Il secondo è relativo ai “benefit” concessi che oscillano dalla possibilità di appelli straordinari, alla giustificazione là dove la frequenza è obbligatoria, dal servizio di tutorato a borse di studio. Il terzo riguarda i requisiti accademici che in alcuni casi vengono monitorati e valutati pena l’esclusione dal programma oppure la possibilità di annoverare la propria esperienza agonistica nel diploma supplement (DS) un documento che integra il titolo di studio ufficiale, fornendo la descrizione precisa del percorso formativo e delle competenze acquisite.

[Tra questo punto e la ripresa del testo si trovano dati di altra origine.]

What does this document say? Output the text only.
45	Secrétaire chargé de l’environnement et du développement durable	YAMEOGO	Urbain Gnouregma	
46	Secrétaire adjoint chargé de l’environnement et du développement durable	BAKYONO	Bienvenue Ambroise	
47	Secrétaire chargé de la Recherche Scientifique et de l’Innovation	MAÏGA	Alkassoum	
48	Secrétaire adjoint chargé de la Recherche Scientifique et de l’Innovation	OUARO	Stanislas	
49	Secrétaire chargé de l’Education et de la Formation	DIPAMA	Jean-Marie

Per andare nell’ottica di armonizzare le diverse proposte, Unisport Italia, una rete di atenei che tra vari altri obiettivi legati alla valorizzazione dello sport, in collaborazione con CONI e CUSI (Centro Universitario Sportivo Italiano) nel 2022 ha emanato delle linee guida di riferimento.
Non ci sono molti dati, se non molto frammentati, relativamente al numero di laureati tra gli atleti di alto livello. Sappiamo però che nell’anno accademico appena concluso si sono contati 1325 studenti-atleti, ovvero quasi il doppio rispetto all’anno precedente; è un dato molto incoraggiante per liberare il futuro degli atleti dalla paura di riciclarsi in un’altra identità e dall’assistenzialismo in cui, talvolta, rischia di connotarsi l’appartenenza ai gruppi sportivi militari da parte degli atleti di alto livello di sport individuali.
Durante i Giochi olimpici e paralimpici di Parigi abbiamo assistito a splendide performance atletiche e ascoltato meravigliose perle di saggezza da parte di studenti-atleti: l’equilibrio per guardare allo sport con distacco (quando conti i centesimi che ti separano da una medaglia) o come a un assoluto (quando ti divora la gioventù), passa anche attraverso lo studio e lo sguardo proiettato al domani.